Feature context: {{ input }}
## Working Directory
You are running in an **isolated git worktree** shared with previous pipeline steps.
Your working directory IS the project root. The feature branch was created by a
previous step and is already checked out.
## Instructions
Follow the `/speckit.tasks` workflow:
1. Find the feature directory and spec file path from the spec info artifact
2. Run `.specify/scripts/bash/check-prerequisites.sh --json` to get FEATURE_DIR
and AVAILABLE_DOCS
3. Load from FEATURE_DIR:
- **Required**: plan.md (tech stack, structure), spec.md (user stories, priorities)
- **Optional**: data-model.md, contracts/, research.md, quickstart.md
4. Execute task generation:
- Extract user stories with priorities (P1, P2, P3) from spec.md
- Map entities and endpoints to user stories
- Generate tasks organized by user story
5. Write `tasks.md` following the strict checklist format:
```
- [ ] [TaskID] [P?] [Story?] Description with file path
```
6. Organize into phases:
- Phase 1: Setup (project initialization)

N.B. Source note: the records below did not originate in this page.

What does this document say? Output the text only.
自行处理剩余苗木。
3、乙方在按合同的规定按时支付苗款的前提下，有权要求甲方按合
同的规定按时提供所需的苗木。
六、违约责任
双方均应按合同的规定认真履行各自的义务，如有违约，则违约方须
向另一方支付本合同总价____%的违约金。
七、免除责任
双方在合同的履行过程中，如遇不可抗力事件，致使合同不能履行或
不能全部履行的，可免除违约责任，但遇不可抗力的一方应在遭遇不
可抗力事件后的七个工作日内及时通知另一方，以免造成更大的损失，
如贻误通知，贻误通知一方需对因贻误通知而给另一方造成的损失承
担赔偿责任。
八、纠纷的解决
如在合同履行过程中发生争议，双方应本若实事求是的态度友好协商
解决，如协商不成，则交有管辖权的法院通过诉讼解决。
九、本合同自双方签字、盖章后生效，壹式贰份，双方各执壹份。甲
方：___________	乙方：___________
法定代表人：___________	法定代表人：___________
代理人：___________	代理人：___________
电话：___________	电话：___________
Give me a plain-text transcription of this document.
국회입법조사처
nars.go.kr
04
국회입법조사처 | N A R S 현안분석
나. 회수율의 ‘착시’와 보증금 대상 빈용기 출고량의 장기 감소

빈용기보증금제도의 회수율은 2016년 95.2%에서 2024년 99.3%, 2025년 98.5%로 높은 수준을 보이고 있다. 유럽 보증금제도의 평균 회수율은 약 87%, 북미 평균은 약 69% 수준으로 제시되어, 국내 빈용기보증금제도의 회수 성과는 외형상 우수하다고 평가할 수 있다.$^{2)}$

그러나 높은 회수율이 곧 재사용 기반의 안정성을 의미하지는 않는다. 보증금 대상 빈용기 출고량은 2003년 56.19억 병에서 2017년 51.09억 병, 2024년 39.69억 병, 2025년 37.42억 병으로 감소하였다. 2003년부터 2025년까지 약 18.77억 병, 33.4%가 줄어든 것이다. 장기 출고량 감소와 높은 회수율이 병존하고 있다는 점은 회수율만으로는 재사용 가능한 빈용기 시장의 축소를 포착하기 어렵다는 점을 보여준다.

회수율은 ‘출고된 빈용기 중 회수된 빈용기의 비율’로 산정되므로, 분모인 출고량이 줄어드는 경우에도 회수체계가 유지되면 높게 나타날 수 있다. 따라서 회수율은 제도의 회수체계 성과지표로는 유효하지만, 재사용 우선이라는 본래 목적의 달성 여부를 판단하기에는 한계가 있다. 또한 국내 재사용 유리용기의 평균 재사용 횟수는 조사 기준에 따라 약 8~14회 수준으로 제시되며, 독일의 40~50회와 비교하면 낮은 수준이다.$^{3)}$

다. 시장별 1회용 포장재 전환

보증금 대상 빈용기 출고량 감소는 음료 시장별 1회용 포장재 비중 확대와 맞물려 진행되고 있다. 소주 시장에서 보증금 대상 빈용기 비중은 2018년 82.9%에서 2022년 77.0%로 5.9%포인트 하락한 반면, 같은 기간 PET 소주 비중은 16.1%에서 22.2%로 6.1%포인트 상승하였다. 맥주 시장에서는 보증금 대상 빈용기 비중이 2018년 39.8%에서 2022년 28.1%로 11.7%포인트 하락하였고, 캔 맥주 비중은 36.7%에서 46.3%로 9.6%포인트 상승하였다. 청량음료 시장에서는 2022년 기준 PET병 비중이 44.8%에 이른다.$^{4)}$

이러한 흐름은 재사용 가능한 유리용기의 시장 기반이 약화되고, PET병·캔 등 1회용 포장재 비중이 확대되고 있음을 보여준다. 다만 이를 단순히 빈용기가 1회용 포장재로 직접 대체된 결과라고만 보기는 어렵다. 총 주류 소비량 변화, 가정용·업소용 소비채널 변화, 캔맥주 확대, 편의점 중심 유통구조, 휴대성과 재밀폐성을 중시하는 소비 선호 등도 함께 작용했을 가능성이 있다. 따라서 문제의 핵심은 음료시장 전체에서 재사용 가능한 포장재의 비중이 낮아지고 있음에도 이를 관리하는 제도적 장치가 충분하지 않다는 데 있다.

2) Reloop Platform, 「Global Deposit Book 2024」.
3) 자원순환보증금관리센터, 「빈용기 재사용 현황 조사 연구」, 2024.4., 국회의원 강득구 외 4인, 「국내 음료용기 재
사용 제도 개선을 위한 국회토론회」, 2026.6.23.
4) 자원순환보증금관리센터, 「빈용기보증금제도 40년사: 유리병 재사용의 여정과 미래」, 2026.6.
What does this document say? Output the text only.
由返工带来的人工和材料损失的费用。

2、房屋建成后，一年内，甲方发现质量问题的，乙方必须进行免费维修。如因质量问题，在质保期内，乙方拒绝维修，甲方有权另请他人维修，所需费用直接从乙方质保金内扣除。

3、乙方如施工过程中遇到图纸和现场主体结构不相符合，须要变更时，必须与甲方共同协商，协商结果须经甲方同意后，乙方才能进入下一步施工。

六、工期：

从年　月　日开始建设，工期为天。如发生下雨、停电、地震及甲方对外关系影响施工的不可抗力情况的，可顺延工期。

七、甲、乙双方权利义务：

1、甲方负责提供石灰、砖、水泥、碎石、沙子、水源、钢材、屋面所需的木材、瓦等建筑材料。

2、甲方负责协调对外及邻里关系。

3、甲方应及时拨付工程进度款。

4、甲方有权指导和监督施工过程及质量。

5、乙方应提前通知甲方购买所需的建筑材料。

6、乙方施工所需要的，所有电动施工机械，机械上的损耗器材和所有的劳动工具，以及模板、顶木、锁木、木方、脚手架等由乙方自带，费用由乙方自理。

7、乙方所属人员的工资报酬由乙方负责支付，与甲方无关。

- Phase 2: Foundational (blocking prerequisites)
- Phase 3+: One phase per user story (priority order)
- Final: Polish & cross-cutting concerns
## CONSTRAINTS
- Do NOT spawn Task subagents — work directly in the main context
- Do NOT use WebSearch — all information is in the spec artifacts
- Keep the scope tight: generate tasks from existing artifacts only
## Quality Requirements
- Every task must have a unique ID (T001, T002...), description, and file path
- Mark parallelizable tasks with [P]
- Each user story phase must be independently testable
- Tasks must be specific enough for an LLM to complete without additional context
## Output
Produce a JSON status report matching the injected output schema.